Climate scientist Stephen Schneider of Stanford, who worked on the new analysis, admits that it is born of frustration with "climate deniers," such as physicist Freeman Dyson or geologist Ian Plimer, being presented as "equally credible" to his peers and granted "equal weight" as science assessments from the IPCC or U.S. National Academy of Sciences, both of which ascribe ongoing climate change to increasing concentrations of atmospheric greenhouse gases due to human activities. "We wanted to ask by objective measures, 'Who publishes the bulk of the new science in the refereed literature and gets cited the most: those who accept anthropogenic global warming or those who deny it?'" Schneider says.The paper, which marks the ignominious introduction of the term "climate denier" as a keyword in the PNAS, represents the triumph of blog war politics into mainstream academic publishing. The blog wars over climate change are notable for appeals to authority and efforts to delegitimize. For some in the scientific community the focus is, not just as Schneider states, on the "climate deniers" but also anyone who has a slightly different scientific or political perspective.
That these wars have influenced how academics behave was revealed in the stolen/leaked East Anglia emails. The PNAS paper takes the effort to an entirely new level by taking the work of a blogger seeking to delegitimize "climate deniers" and ginning up a-fancy-looking-but-deeply-flawed- impression of social science methodology and then getting it into PNAS. We see the IPCC being used not as a summary assessment of the community's views, but rather as a narrow litmus test of allegiance. In the bizzaro world of climate science one's credibility is judged by oaths of allegiance to the IPCC rather than having the IPCC reflect a distribution of individual views.

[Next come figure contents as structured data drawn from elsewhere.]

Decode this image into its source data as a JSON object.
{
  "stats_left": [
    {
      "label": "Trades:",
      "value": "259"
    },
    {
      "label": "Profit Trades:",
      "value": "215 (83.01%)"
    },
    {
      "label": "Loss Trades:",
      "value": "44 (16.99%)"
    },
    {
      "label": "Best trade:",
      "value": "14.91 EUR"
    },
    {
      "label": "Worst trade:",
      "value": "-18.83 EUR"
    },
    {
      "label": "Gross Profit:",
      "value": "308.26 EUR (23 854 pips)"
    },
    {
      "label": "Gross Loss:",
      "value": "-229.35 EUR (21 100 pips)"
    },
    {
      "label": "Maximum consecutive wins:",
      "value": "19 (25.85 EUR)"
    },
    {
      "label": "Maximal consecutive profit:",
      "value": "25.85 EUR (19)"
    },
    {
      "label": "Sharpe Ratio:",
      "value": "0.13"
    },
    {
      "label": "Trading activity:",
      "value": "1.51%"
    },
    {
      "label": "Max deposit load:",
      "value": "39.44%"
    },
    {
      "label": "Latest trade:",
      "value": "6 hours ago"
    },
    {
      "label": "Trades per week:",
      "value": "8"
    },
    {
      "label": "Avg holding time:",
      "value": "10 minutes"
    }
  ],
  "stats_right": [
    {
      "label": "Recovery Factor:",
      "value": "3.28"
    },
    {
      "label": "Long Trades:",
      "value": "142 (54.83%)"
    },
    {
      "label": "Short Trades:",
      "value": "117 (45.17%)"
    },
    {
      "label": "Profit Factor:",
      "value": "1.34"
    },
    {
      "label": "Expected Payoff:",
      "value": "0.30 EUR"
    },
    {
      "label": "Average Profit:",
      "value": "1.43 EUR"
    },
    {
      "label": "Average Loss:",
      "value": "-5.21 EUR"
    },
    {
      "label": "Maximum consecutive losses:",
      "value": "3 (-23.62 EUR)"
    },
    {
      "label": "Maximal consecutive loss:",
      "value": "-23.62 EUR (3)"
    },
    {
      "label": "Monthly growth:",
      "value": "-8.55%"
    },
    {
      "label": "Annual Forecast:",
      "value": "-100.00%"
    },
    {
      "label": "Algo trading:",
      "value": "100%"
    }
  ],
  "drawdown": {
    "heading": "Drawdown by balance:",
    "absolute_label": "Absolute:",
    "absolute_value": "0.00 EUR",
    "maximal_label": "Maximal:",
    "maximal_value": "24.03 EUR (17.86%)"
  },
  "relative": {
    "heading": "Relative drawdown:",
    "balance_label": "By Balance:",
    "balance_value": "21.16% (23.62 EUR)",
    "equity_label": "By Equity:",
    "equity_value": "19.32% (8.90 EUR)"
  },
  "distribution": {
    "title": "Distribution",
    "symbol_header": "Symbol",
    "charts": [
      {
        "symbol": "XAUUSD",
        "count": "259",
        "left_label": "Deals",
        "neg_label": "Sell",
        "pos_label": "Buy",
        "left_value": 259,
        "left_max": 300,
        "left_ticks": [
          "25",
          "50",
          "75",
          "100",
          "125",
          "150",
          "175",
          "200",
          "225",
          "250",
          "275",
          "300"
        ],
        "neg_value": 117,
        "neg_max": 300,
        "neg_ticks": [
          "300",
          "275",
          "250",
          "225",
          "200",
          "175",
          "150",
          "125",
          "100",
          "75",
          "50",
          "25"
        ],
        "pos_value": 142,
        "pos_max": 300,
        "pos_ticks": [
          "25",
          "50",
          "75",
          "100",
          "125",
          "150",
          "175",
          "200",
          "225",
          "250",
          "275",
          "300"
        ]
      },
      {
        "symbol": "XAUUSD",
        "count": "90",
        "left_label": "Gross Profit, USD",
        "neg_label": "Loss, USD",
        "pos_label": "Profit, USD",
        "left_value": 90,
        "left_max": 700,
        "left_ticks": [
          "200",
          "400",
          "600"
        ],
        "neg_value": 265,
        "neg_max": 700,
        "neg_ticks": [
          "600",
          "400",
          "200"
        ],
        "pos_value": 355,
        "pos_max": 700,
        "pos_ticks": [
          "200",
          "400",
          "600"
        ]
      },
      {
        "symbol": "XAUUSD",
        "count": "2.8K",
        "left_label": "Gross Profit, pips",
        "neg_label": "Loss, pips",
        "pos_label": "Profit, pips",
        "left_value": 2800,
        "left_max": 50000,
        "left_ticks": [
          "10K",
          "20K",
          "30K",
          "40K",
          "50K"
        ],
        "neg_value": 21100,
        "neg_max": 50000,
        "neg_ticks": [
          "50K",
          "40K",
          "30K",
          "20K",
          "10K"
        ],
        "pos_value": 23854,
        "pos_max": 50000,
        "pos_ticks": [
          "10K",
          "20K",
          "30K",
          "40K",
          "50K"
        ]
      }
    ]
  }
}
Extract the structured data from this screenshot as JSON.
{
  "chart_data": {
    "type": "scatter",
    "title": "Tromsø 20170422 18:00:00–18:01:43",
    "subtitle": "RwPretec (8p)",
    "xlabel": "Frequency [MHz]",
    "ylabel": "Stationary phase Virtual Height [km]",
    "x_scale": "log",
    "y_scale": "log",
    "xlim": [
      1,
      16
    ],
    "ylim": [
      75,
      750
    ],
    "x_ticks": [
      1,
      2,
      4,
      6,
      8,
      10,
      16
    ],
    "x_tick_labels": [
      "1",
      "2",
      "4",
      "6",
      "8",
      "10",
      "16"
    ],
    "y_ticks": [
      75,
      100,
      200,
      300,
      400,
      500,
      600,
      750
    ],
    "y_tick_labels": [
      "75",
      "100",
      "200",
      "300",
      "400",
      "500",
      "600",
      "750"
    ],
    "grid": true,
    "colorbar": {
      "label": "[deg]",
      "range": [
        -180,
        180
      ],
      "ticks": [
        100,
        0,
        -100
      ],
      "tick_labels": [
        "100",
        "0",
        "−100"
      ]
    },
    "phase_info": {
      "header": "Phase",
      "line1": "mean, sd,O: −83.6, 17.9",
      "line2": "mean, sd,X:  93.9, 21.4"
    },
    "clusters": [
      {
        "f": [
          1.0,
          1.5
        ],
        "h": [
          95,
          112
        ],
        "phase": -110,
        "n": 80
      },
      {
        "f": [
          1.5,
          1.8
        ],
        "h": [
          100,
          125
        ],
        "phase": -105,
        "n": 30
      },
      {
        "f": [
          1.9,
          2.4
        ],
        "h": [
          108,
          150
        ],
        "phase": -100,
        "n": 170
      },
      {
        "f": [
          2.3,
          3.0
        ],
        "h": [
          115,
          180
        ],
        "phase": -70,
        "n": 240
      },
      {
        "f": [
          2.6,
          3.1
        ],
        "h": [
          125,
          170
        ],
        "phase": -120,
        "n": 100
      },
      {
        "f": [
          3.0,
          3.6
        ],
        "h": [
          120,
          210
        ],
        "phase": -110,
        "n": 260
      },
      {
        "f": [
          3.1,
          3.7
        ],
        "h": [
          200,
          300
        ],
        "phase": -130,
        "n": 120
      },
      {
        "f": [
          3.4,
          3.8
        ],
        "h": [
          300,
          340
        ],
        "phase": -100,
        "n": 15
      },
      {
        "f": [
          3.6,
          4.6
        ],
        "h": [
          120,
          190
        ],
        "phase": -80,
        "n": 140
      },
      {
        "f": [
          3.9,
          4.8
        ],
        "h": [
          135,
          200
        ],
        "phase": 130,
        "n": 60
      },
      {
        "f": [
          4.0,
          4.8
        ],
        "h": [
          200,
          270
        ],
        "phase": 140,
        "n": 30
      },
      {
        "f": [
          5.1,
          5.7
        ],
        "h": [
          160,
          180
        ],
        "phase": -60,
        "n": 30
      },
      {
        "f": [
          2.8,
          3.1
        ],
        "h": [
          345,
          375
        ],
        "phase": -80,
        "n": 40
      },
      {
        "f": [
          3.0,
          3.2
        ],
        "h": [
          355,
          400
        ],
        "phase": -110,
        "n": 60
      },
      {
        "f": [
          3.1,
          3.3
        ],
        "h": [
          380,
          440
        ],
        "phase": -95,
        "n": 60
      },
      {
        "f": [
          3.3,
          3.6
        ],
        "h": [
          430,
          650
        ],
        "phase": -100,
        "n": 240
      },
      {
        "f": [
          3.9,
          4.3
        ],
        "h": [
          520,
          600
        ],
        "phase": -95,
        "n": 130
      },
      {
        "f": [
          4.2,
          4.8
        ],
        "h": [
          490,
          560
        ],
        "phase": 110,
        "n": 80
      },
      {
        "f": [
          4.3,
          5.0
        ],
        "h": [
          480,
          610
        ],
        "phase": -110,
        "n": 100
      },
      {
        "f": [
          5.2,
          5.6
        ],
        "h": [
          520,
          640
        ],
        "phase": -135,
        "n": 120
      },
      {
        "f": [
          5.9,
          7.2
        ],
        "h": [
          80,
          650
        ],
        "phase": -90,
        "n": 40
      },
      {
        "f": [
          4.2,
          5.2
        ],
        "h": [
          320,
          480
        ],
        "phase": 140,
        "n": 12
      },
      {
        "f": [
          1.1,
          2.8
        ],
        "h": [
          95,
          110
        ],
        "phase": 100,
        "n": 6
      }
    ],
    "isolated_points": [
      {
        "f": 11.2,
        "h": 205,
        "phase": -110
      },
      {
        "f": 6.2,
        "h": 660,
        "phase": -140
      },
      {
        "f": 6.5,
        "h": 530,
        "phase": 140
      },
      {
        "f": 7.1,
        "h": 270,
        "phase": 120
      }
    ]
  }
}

The bottom line here is that if you want to engage in public debates over climate change, you had better get ready to wrestle in the mud (note that the image above is not a real climate scientist, but for illustrative purposes only). Avoiding the blogosphere, including efforts to delegitimize for expressing certain views, is less and less of an option because the blog wars are moving into academic discourse.
PS. Late addendum ... Note that Schneider wants to use the analysis to discredit specific individuals (Dyson, Plimer). Creating a list and then using it to discredit individuals based on the characteristics of the list is of course what it means to create a blacklist. Should individuals be judged individually?